Refractory bleeding from gastroduodenal ulcers: arterial embolization in high-operative-risk patients.

Fiche publication

Date publication

avril 2008


Membres identifiés du Cancéropôle Est :
Pr HILLON Patrick, Pr LEPAGE Côme, Pr RAT Patrick, Pr LOFFROY Romaric

Tous les auteurs :
Loffroy R, Guiu B, Cercueil JP, Lepage C, Latournerie M, Hillon P, Rat P, Ricolfi F, Krause D


GOALS AND BACKGROUND: We evaluated the efficacy and medium-term outcomes of transcatheter embolization to control massive bleeding from gastroduodenal ulcers after failed endoscopic treatment in high-operative-risk patients. STUDY: Retrospective study of 35 consecutive emergency embolization procedures in hemodynamically unstable patients (24 men, 11 women, mean age 71+/-11.6 y) referred from 1999 to 2006 for selective angiography after failed endoscopic treatment. Mean follow-up was 27 months.

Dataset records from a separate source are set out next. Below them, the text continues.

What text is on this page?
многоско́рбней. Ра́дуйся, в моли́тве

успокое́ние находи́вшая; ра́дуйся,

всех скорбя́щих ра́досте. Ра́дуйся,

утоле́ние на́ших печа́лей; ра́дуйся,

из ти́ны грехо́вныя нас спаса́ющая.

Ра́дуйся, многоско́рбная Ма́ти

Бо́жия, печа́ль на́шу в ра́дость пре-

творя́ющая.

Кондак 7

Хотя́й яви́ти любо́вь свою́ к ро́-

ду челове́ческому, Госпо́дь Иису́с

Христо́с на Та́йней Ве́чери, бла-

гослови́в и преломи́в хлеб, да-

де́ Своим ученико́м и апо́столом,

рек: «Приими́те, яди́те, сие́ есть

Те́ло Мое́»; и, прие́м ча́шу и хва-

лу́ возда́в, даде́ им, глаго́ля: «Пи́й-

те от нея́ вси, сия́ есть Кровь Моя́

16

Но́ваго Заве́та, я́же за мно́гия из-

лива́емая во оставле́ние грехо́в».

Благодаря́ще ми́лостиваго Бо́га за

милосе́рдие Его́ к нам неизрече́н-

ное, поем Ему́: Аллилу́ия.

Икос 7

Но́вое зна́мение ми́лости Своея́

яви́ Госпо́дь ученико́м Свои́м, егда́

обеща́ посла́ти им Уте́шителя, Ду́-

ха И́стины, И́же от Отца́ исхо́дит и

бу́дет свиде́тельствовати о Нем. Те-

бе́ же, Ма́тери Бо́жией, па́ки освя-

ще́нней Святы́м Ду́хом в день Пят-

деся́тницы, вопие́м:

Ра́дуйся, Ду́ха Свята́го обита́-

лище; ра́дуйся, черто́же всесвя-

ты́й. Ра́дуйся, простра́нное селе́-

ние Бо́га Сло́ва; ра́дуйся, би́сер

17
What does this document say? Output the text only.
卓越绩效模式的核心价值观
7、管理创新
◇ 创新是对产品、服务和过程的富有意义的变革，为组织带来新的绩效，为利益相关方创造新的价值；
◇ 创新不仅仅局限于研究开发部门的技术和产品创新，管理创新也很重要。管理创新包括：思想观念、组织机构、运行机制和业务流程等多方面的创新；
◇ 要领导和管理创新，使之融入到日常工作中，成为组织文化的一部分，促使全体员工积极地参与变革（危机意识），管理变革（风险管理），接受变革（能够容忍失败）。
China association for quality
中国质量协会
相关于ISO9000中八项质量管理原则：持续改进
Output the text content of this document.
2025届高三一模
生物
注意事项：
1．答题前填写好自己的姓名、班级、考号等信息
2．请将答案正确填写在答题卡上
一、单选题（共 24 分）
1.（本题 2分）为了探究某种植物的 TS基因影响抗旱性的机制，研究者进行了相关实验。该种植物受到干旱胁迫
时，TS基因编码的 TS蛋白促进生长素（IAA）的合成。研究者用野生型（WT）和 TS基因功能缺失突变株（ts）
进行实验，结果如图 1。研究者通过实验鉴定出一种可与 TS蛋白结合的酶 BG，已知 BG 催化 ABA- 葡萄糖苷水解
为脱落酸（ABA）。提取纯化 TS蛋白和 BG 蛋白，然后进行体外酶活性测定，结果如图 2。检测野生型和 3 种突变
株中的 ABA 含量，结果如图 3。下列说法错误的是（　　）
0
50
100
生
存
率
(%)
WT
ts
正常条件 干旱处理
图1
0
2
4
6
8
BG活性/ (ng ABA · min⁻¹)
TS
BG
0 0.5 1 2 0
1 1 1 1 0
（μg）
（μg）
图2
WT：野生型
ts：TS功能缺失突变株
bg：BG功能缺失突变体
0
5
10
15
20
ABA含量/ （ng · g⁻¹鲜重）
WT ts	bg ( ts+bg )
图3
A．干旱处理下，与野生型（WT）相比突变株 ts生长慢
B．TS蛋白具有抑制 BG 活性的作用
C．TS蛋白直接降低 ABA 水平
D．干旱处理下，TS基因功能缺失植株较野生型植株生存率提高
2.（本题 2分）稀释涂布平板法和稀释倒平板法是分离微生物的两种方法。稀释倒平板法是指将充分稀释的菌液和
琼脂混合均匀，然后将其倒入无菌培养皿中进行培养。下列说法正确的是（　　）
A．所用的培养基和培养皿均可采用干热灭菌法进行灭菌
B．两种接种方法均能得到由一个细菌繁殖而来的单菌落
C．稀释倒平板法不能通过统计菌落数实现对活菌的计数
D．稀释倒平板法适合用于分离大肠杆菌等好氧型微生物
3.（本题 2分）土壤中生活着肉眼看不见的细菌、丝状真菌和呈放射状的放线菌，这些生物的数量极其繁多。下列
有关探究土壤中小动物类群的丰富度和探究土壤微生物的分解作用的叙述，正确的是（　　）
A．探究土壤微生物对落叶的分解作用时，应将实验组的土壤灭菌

RESULTS: Endovascular treatment was feasible in 33 patients and consistently stopped the bleeding. "Sandwich" coiling of the gastroduodenal artery was performed in 11 patients and superselective occlusion of the terminal feeding artery with glue, coils, or gelatine particles in 22 patients. Early rebleeding occurred in 6 patients and was managed successfully using endoscopy (n=2), reembolization (n=1), or surgery (n=3). No major complications related to catheterization occurred. Seven patients died within 30 days of embolization and 3 died later during the follow-up, but none of the deaths were due to rebleeding. No late bleeding recurrences were reported. CONCLUSIONS: Selective angiographic embolization is safe and effective for controlling life-threatening bleeding from gastroduodenal ulcers, usually obviating the need for emergency surgery in critically ill patients, whose immediate survival depends on their underlying conditions.


J Clin Gastroenterol. 2008 Apr;42(4):361-7.